Papademos has ‘full party support’ as talks continue
The party leaders are in “complete agreement” with the government on continuing talks with private and international creditors, the prime minister said in a statement yesterday after meeting in Athens with former prime minister George Papandreou of the socialist Pasok party, New Democracy party chief Antonis Samaras and George Karatzaferis, head of the Laos party.
Talks “aren’t easy,” he said before flying to Brussels to meet European leaders.
“If this process isn’t successfully concluded then we face the spectre of bankruptcy, with all the dire consequences for society that entails,” Papademos said an emailed statement.
European leaders meet in Brussels today to draw up rules to strengthen governance of the eurozone after Greece sparked a wave of financial turmoil that still threatens to splinter the euro area.
With Greece struggling to meet the terms of bailout agreements struck over the past two years and facing a €14.5 billion bond payment on March 20, policymakers are discussing plans to directly intervene in Greek budget decisions, two eurozone government officials said yesterday.
That prospect has been rejected by Greek finance minister Evangelos Venizelos and officials from all the Greek parties supporting Papademos, as well as other parties represented in parliament.

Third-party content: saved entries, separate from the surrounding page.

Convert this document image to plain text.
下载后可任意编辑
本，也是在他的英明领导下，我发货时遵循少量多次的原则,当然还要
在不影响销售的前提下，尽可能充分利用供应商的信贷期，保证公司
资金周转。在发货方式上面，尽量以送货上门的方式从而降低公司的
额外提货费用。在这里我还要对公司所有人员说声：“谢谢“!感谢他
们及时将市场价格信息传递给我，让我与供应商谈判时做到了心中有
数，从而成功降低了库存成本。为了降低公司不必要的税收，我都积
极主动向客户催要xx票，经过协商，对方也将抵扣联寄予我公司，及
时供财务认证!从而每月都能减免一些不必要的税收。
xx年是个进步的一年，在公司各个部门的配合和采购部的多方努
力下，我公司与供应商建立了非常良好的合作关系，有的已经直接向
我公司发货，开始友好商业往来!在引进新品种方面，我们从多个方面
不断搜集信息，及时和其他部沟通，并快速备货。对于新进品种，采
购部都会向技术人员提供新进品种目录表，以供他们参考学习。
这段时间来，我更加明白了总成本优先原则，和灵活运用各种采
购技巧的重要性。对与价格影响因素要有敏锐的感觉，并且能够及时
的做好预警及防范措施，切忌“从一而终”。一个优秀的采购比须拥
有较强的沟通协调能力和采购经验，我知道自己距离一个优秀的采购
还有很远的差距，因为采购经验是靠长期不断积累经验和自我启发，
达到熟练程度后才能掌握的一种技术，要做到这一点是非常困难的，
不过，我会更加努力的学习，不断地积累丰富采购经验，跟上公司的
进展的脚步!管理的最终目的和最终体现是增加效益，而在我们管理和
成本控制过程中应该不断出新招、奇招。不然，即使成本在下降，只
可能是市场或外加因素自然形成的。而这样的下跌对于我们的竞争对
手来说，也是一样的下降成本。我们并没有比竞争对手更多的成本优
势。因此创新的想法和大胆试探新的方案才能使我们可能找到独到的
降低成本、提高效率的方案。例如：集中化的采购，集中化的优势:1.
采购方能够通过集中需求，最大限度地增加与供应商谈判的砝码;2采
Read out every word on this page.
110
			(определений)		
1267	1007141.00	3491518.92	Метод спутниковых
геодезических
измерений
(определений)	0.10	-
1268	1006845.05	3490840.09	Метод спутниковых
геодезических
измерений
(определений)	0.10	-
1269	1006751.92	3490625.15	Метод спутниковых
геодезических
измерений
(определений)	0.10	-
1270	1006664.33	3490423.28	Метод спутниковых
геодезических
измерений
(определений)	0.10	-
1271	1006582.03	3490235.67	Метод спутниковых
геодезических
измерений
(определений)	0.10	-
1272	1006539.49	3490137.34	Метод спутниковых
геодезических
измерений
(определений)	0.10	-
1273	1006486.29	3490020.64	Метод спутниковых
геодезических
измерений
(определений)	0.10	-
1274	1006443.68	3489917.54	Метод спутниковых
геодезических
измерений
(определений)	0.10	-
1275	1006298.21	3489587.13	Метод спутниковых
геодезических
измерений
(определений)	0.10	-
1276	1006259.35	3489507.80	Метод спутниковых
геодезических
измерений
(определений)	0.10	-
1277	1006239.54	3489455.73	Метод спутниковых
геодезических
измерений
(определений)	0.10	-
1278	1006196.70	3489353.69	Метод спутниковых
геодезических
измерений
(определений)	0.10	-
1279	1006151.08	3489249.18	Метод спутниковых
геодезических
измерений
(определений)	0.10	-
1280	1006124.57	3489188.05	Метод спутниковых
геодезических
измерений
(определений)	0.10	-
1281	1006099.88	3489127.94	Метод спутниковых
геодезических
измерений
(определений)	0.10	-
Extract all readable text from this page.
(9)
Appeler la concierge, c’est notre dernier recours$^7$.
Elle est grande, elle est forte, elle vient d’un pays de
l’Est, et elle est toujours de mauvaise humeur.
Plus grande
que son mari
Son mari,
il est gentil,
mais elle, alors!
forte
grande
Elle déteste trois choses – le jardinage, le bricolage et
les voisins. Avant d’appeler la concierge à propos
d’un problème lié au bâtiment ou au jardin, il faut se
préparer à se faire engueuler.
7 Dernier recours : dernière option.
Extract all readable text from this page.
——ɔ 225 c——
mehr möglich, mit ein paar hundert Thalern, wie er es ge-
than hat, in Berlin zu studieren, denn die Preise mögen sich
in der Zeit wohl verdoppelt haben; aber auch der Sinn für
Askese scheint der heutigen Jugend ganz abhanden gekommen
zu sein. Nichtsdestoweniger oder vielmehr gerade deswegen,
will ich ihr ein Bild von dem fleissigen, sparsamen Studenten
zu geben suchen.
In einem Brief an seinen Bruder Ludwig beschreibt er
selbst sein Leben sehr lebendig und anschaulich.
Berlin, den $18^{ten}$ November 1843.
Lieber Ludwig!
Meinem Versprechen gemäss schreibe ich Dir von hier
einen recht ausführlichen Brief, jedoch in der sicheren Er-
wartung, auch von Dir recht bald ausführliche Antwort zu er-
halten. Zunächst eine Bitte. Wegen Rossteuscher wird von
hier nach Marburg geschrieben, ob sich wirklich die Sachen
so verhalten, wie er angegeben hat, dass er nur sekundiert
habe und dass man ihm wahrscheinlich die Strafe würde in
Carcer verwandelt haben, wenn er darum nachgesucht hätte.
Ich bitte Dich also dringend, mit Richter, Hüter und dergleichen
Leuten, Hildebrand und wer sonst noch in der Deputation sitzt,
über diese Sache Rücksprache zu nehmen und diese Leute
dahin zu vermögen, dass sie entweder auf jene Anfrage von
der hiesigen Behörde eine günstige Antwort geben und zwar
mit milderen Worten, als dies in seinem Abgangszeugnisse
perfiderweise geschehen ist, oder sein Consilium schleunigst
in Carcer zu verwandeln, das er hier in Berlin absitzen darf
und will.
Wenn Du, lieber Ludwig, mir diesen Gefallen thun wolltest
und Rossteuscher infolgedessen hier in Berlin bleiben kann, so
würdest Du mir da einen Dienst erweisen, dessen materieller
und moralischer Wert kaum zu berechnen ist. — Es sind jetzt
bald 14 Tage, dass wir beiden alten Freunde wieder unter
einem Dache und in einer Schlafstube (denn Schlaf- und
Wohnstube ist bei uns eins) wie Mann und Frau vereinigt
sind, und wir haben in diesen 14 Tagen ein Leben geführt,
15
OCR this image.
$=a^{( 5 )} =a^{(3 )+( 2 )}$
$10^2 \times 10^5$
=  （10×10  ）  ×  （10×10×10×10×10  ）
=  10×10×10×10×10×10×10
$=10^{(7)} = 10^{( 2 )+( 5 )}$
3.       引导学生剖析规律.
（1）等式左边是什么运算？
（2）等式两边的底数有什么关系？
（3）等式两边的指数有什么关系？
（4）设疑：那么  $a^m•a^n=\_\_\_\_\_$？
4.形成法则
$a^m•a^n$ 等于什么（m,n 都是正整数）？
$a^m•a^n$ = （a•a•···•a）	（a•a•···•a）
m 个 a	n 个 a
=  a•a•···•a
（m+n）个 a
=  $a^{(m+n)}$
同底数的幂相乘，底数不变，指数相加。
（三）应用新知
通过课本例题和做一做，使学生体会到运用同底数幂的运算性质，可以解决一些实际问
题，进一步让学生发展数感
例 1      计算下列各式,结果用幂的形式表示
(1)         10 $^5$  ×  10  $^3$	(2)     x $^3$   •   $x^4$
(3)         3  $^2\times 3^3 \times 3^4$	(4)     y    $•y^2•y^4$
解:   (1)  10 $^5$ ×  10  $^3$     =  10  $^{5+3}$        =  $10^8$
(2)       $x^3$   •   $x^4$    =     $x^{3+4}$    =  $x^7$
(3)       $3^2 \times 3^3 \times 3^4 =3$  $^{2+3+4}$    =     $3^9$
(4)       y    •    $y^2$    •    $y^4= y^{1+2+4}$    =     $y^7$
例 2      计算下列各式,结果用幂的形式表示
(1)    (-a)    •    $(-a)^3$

The possibility of a European budget commissar for Greece emerged a day after the country’s international creditors, known collectively as the troika, said the country needed deeper spending cuts to meet the 2012 deficit-cutting conditions of a second bailout package.
After two years of wage cuts and tax increases, the IMF estimates Greece’s 2011 deficit at about 9% of GDP, down from 10.6% in 2010.
The economy was expected to shrink about 6% last year, according to the estimates from latest IMF figures, compared with an estimate of 3.8% made in June, and another 3% this year.
Papademos, who replaced Papandreou in the prime minister’s office in November charged with securing a €130bn financing package, has repeatedly warned Greeks to expect lower wages and pensions as part of reforms aimed at keeping the country in the euro and bolstering competitiveness.
National elections are to be held once funding is secured.
Part of the financing package, Greece’s second in less than two years, entails a debt swap with private creditors that will lop €100bn off the privately-held €200bn of Greek debt. Greece and its private creditors said yesterday that they expect to complete the accord this week after bondholders signalled that they would accept demands from European governments for lower interest rates.
The sides are “close” to completing a voluntary exchange within a framework outlined by Luxembourg Prime Minister Jean- Claude Juncker, according to the Institute of International Finance, which was negotiating on behalf of private creditors.